Имѣть уродливое ухо или уродливый нос – особенно нос, конечно очень непріятно, особенно если этот недостаток принимает слишком смѣшную форму. Нѣт ничего красиваго в том, чтоб имѣть на лицѣ какой-нибудь нарост или пятно; очень часто это бывает одинаково непріятно как для самого человѣка, так и для тѣх, кто на него смотрит. Однако мы всегда думали, что имѣть такого рода уродство и без того достаточно горестно, чтобы еще вдобавок на человѣка смотрѣли как на преступника. Но так как таково именно мнѣніе Ломброзо, то нам остается только довести его до крайних послѣдствій и потребовать, чтобы акушерок и врачей обязали убивать всѣх новорожденных, являющихся на свѣт с уродливым носом или ухом. Всякое пятно на кожѣ составляет вѣрный признак нравственной испорченности.
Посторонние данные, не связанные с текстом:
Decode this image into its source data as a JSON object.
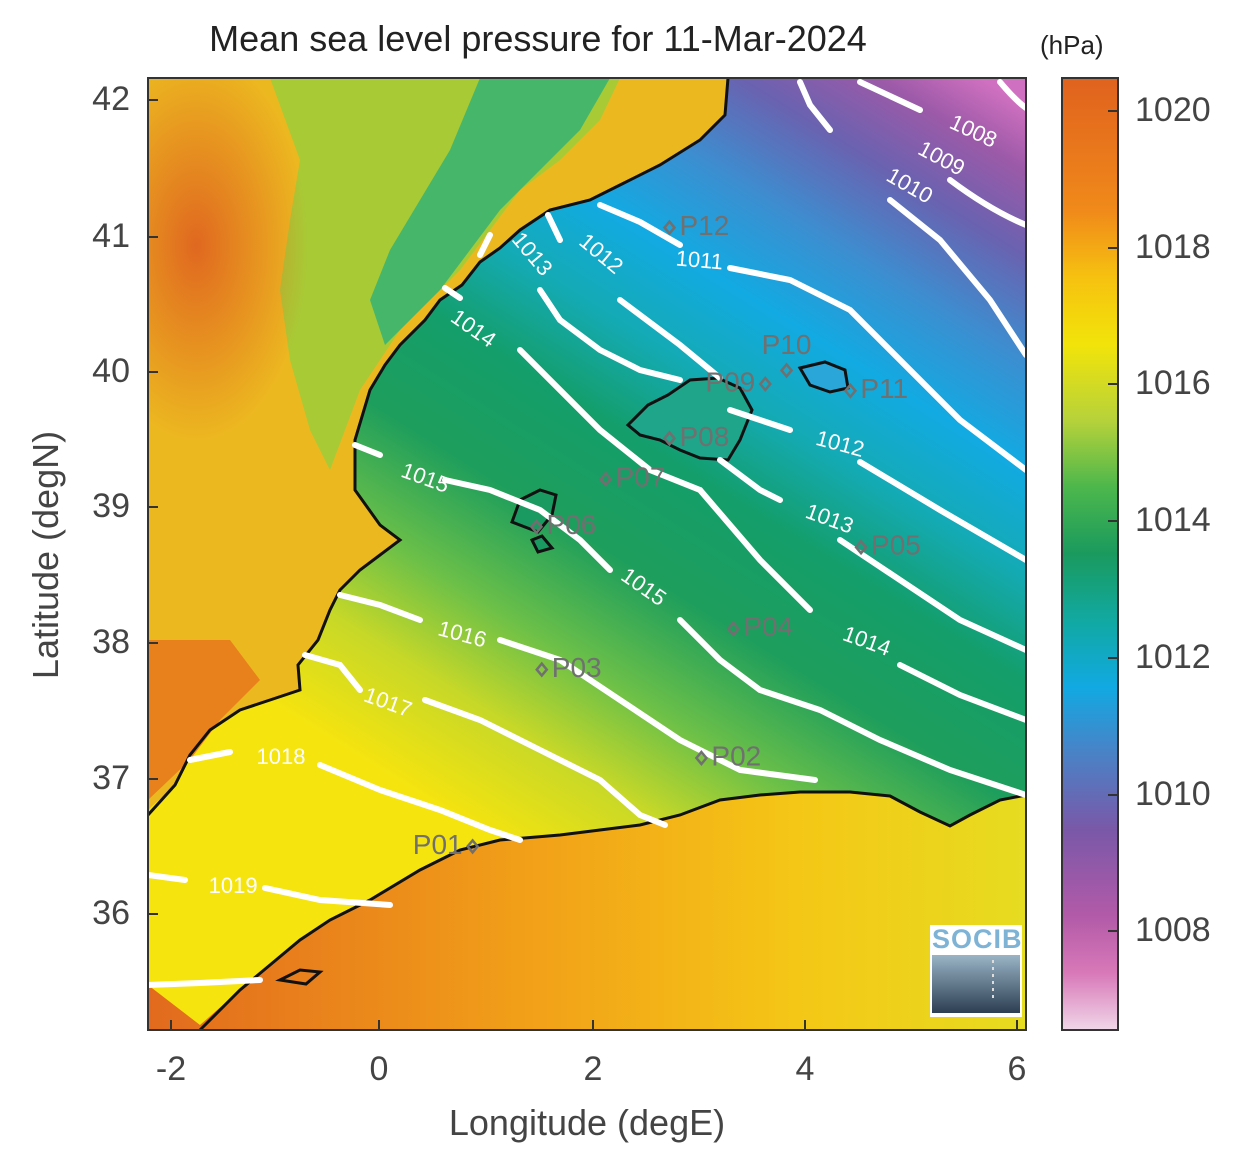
{
  "title": "Mean sea level pressure for 11-Mar-2024",
  "units": "(hPa)",
  "x_axis": {
    "label": "Longitude (degE)",
    "ticks": [
      "-2",
      "0",
      "2",
      "4",
      "6"
    ],
    "range": [
      -2.2,
      6.05
    ]
  },
  "y_axis": {
    "label": "Latitude (degN)",
    "ticks": [
      "42",
      "41",
      "40",
      "39",
      "38",
      "37",
      "36"
    ],
    "range": [
      35.15,
      42.15
    ]
  },
  "colorbar": {
    "ticks": [
      "1020",
      "1018",
      "1016",
      "1014",
      "1012",
      "1010",
      "1008"
    ],
    "range": [
      1006.5,
      1020.5
    ]
  },
  "contour_labels": [
    {
      "text": "1008",
      "lon": 5.55,
      "lat": 41.75,
      "angle": 25
    },
    {
      "text": "1009",
      "lon": 5.25,
      "lat": 41.55,
      "angle": 28
    },
    {
      "text": "1010",
      "lon": 4.95,
      "lat": 41.35,
      "angle": 30
    },
    {
      "text": "1011",
      "lon": 2.98,
      "lat": 40.8,
      "angle": 5
    },
    {
      "text": "1012",
      "lon": 2.05,
      "lat": 40.85,
      "angle": 40
    },
    {
      "text": "1013",
      "lon": 1.4,
      "lat": 40.85,
      "angle": 50
    },
    {
      "text": "1014",
      "lon": 0.85,
      "lat": 40.3,
      "angle": 35
    },
    {
      "text": "1015",
      "lon": 0.4,
      "lat": 39.2,
      "angle": 20
    },
    {
      "text": "1012",
      "lon": 4.3,
      "lat": 39.45,
      "angle": 15
    },
    {
      "text": "1013",
      "lon": 4.2,
      "lat": 38.9,
      "angle": 20
    },
    {
      "text": "1015",
      "lon": 2.45,
      "lat": 38.4,
      "angle": 35
    },
    {
      "text": "1014",
      "lon": 4.55,
      "lat": 38.0,
      "angle": 20
    },
    {
      "text": "1016",
      "lon": 0.75,
      "lat": 38.05,
      "angle": 15
    },
    {
      "text": "1017",
      "lon": 0.05,
      "lat": 37.55,
      "angle": 20
    },
    {
      "text": "1018",
      "lon": -0.95,
      "lat": 37.15,
      "angle": 0
    },
    {
      "text": "1019",
      "lon": -1.4,
      "lat": 36.2,
      "angle": 0
    }
  ],
  "stations": [
    {
      "id": "P01",
      "lon": 0.85,
      "lat": 36.5,
      "label_side": "left"
    },
    {
      "id": "P02",
      "lon": 3.0,
      "lat": 37.15,
      "label_side": "right"
    },
    {
      "id": "P03",
      "lon": 1.5,
      "lat": 37.8,
      "label_side": "right"
    },
    {
      "id": "P04",
      "lon": 3.3,
      "lat": 38.1,
      "label_side": "right"
    },
    {
      "id": "P05",
      "lon": 4.5,
      "lat": 38.7,
      "label_side": "right"
    },
    {
      "id": "P06",
      "lon": 1.45,
      "lat": 38.85,
      "label_side": "right"
    },
    {
      "id": "P07",
      "lon": 2.1,
      "lat": 39.2,
      "label_side": "right"
    },
    {
      "id": "P08",
      "lon": 2.7,
      "lat": 39.5,
      "label_side": "right"
    },
    {
      "id": "P09",
      "lon": 3.6,
      "lat": 39.9,
      "label_side": "left"
    },
    {
      "id": "P10",
      "lon": 3.8,
      "lat": 40.0,
      "label_side": "top"
    },
    {
      "id": "P11",
      "lon": 4.4,
      "lat": 39.85,
      "label_side": "right"
    },
    {
      "id": "P12",
      "lon": 2.7,
      "lat": 41.05,
      "label_side": "right"
    }
  ],
  "logo": {
    "text": "SOCIB"
  },
  "colors": {
    "contour": "#ffffff",
    "coast": "#111111",
    "station": "#707070"
  }
}
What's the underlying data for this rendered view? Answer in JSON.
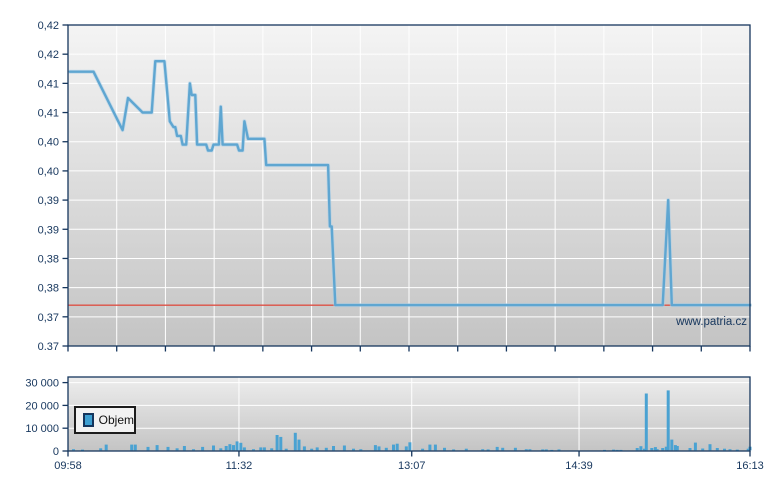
{
  "watermark": "www.patria.cz",
  "colors": {
    "axis": "#16365d",
    "label": "#16365d",
    "grid": "#ffffff",
    "price_line": "#5fa6d1",
    "price_line_halo": "#a9cde7",
    "reference_line": "#dd5146",
    "volume_bar": "#4aa2d2",
    "plot_gradient_top": "#f4f4f4",
    "plot_gradient_bottom": "#c4c4c4",
    "volume_gradient_top": "#ededed",
    "volume_gradient_bottom": "#c4c4c4",
    "legend_background": "#f2f2f2",
    "legend_border": "#1c1c1c",
    "legend_swatch": "#3d9fd1"
  },
  "chart_data": [
    {
      "type": "line",
      "name": "price",
      "x_range": [
        "09:58",
        "16:13"
      ],
      "x_ticks": [
        "09:58",
        "11:32",
        "13:07",
        "14:39",
        "16:13"
      ],
      "y_range": [
        0.37,
        0.425
      ],
      "y_tick_step": 0.005,
      "y_tick_labels": [
        "0,42",
        "0,42",
        "0,41",
        "0,41",
        "0,40",
        "0,40",
        "0,39",
        "0,39",
        "0,38",
        "0,38",
        "0,37",
        "0.37"
      ],
      "grid": "on",
      "vertical_divisions": 14,
      "reference_line": {
        "value": 0.377,
        "color": "#dd5146"
      },
      "series": [
        {
          "name": "price",
          "points": [
            [
              "09:59",
              0.417
            ],
            [
              "10:12",
              0.417
            ],
            [
              "10:28",
              0.407
            ],
            [
              "10:31",
              0.4125
            ],
            [
              "10:39",
              0.41
            ],
            [
              "10:44",
              0.41
            ],
            [
              "10:46",
              0.4188
            ],
            [
              "10:51",
              0.4188
            ],
            [
              "10:54",
              0.4085
            ],
            [
              "10:56",
              0.4075
            ],
            [
              "10:57",
              0.4075
            ],
            [
              "10:58",
              0.406
            ],
            [
              "11:00",
              0.406
            ],
            [
              "11:01",
              0.4045
            ],
            [
              "11:03",
              0.4045
            ],
            [
              "11:05",
              0.415
            ],
            [
              "11:06",
              0.413
            ],
            [
              "11:08",
              0.413
            ],
            [
              "11:09",
              0.4045
            ],
            [
              "11:14",
              0.4045
            ],
            [
              "11:15",
              0.4035
            ],
            [
              "11:17",
              0.4035
            ],
            [
              "11:18",
              0.4045
            ],
            [
              "11:21",
              0.4045
            ],
            [
              "11:22",
              0.411
            ],
            [
              "11:23",
              0.4045
            ],
            [
              "11:31",
              0.4045
            ],
            [
              "11:32",
              0.4035
            ],
            [
              "11:34",
              0.4035
            ],
            [
              "11:35",
              0.4085
            ],
            [
              "11:37",
              0.4055
            ],
            [
              "11:46",
              0.4055
            ],
            [
              "11:47",
              0.401
            ],
            [
              "12:21",
              0.401
            ],
            [
              "12:22",
              0.3905
            ],
            [
              "12:23",
              0.3905
            ],
            [
              "12:25",
              0.377
            ],
            [
              "15:25",
              0.377
            ],
            [
              "15:28",
              0.395
            ],
            [
              "15:30",
              0.377
            ],
            [
              "16:13",
              0.377
            ]
          ]
        }
      ]
    },
    {
      "type": "bar",
      "name": "volume",
      "legend": "Objem",
      "y_ticks": [
        0,
        10000,
        20000,
        30000
      ],
      "y_tick_labels": [
        "0",
        "10 000",
        "20 000",
        "30 000"
      ],
      "grid": "on",
      "bars": [
        [
          "10:01",
          800
        ],
        [
          "10:06",
          600
        ],
        [
          "10:16",
          1200
        ],
        [
          "10:19",
          2800
        ],
        [
          "10:33",
          2800
        ],
        [
          "10:35",
          2800
        ],
        [
          "10:42",
          1800
        ],
        [
          "10:47",
          2600
        ],
        [
          "10:53",
          1800
        ],
        [
          "10:58",
          1200
        ],
        [
          "11:02",
          2200
        ],
        [
          "11:07",
          800
        ],
        [
          "11:12",
          1800
        ],
        [
          "11:18",
          2400
        ],
        [
          "11:22",
          1200
        ],
        [
          "11:25",
          2200
        ],
        [
          "11:27",
          3000
        ],
        [
          "11:29",
          2600
        ],
        [
          "11:31",
          4200
        ],
        [
          "11:33",
          3600
        ],
        [
          "11:35",
          1600
        ],
        [
          "11:40",
          800
        ],
        [
          "11:44",
          1600
        ],
        [
          "11:46",
          1600
        ],
        [
          "11:50",
          1200
        ],
        [
          "11:53",
          7000
        ],
        [
          "11:55",
          6200
        ],
        [
          "11:58",
          1000
        ],
        [
          "12:03",
          8000
        ],
        [
          "12:05",
          5000
        ],
        [
          "12:08",
          2000
        ],
        [
          "12:12",
          1000
        ],
        [
          "12:15",
          1600
        ],
        [
          "12:20",
          1400
        ],
        [
          "12:24",
          2200
        ],
        [
          "12:30",
          2400
        ],
        [
          "12:35",
          1000
        ],
        [
          "12:39",
          800
        ],
        [
          "12:47",
          2600
        ],
        [
          "12:49",
          2000
        ],
        [
          "12:53",
          1400
        ],
        [
          "12:57",
          2800
        ],
        [
          "12:59",
          3200
        ],
        [
          "13:04",
          2000
        ],
        [
          "13:06",
          3800
        ],
        [
          "13:13",
          1000
        ],
        [
          "13:17",
          2800
        ],
        [
          "13:20",
          2800
        ],
        [
          "13:25",
          1400
        ],
        [
          "13:30",
          700
        ],
        [
          "13:37",
          1000
        ],
        [
          "13:46",
          800
        ],
        [
          "13:49",
          700
        ],
        [
          "13:54",
          1800
        ],
        [
          "13:57",
          1400
        ],
        [
          "14:04",
          1400
        ],
        [
          "14:10",
          800
        ],
        [
          "14:12",
          800
        ],
        [
          "14:19",
          700
        ],
        [
          "14:21",
          700
        ],
        [
          "14:24",
          500
        ],
        [
          "14:28",
          700
        ],
        [
          "14:53",
          500
        ],
        [
          "14:58",
          600
        ],
        [
          "15:00",
          500
        ],
        [
          "15:02",
          500
        ],
        [
          "15:11",
          1300
        ],
        [
          "15:13",
          2100
        ],
        [
          "15:15",
          1000
        ],
        [
          "15:16",
          25200
        ],
        [
          "15:19",
          1300
        ],
        [
          "15:21",
          1700
        ],
        [
          "15:22",
          800
        ],
        [
          "15:25",
          1300
        ],
        [
          "15:27",
          1900
        ],
        [
          "15:28",
          26600
        ],
        [
          "15:30",
          5000
        ],
        [
          "15:32",
          2600
        ],
        [
          "15:33",
          2200
        ],
        [
          "15:40",
          1300
        ],
        [
          "15:43",
          3700
        ],
        [
          "15:47",
          1100
        ],
        [
          "15:51",
          3000
        ],
        [
          "15:55",
          1300
        ],
        [
          "15:59",
          1000
        ],
        [
          "16:02",
          800
        ],
        [
          "16:06",
          600
        ],
        [
          "16:12",
          1000
        ],
        [
          "16:13",
          1900
        ]
      ]
    }
  ]
}
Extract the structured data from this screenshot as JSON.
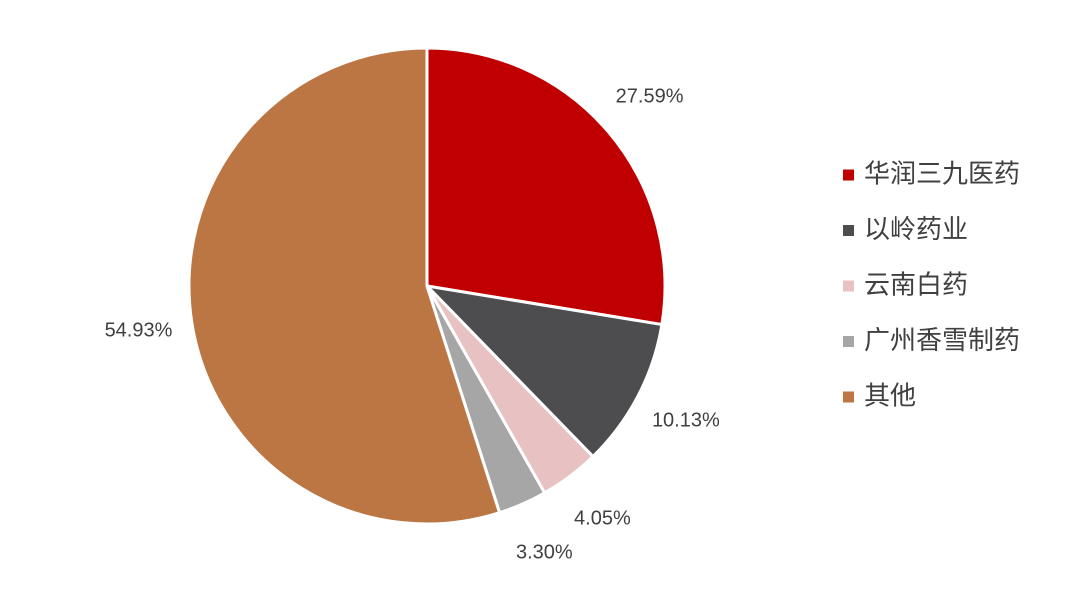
{
  "chart_data": {
    "type": "pie",
    "categories": [
      "华润三九医药",
      "以岭药业",
      "云南白药",
      "广州香雪制药",
      "其他"
    ],
    "values": [
      27.59,
      10.13,
      4.05,
      3.3,
      54.93
    ],
    "value_labels": [
      "27.59%",
      "10.13%",
      "4.05%",
      "3.30%",
      "54.93%"
    ],
    "colors": [
      "#c00000",
      "#4d4d4f",
      "#e8c1c3",
      "#a6a6a6",
      "#bb7644"
    ],
    "legend": "right"
  }
}
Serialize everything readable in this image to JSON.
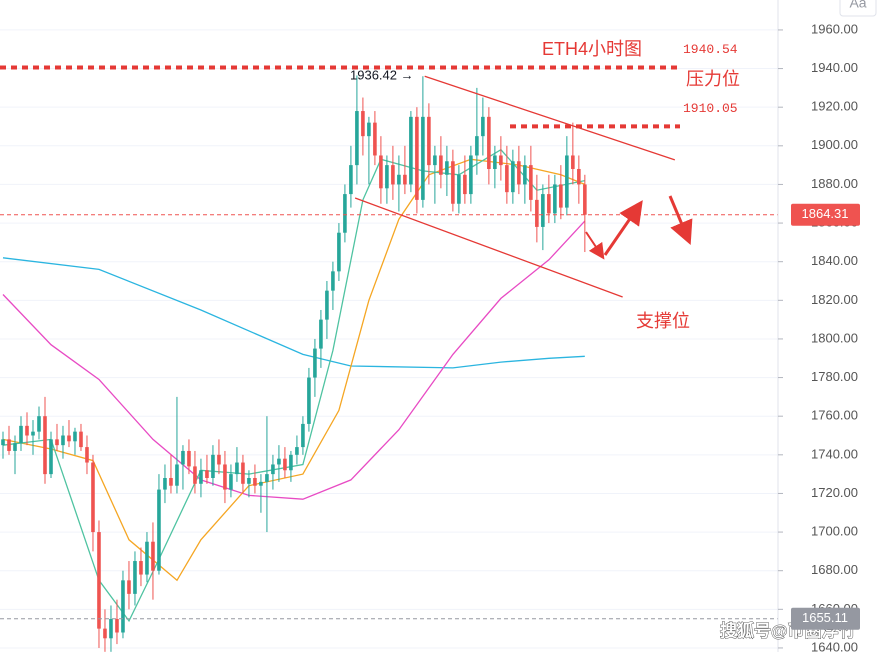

Возьмите, напримѣр, меня: у меня, помнится, есть гдѣ-то на тѣлѣ такія пятна, а к тому же я – анархист, что уже само по себѣ считается нѣкоторыми признаком преступности; все это отлично подходит одно к другому и ясно говорит за то, что я должен стать преступником. А слѣдовательно, нужно предать меня смерти: теорія очевидно предсказывает мнѣ смерть на эшафотѣ. Правда, если бы приложить эту доктрину ко всѣм, кто под нее подходит, то, может быть, в живых осталось бы очень мало людей, но зато каким бы совершенным оказалось человѣчество и в нравственном и в физическом отношеніи! Никогда не нужно отступать перед логическими послѣдствіями какой-нибудь теоріи, когда она основывается на наблюденіи, как теорія Ломброзо!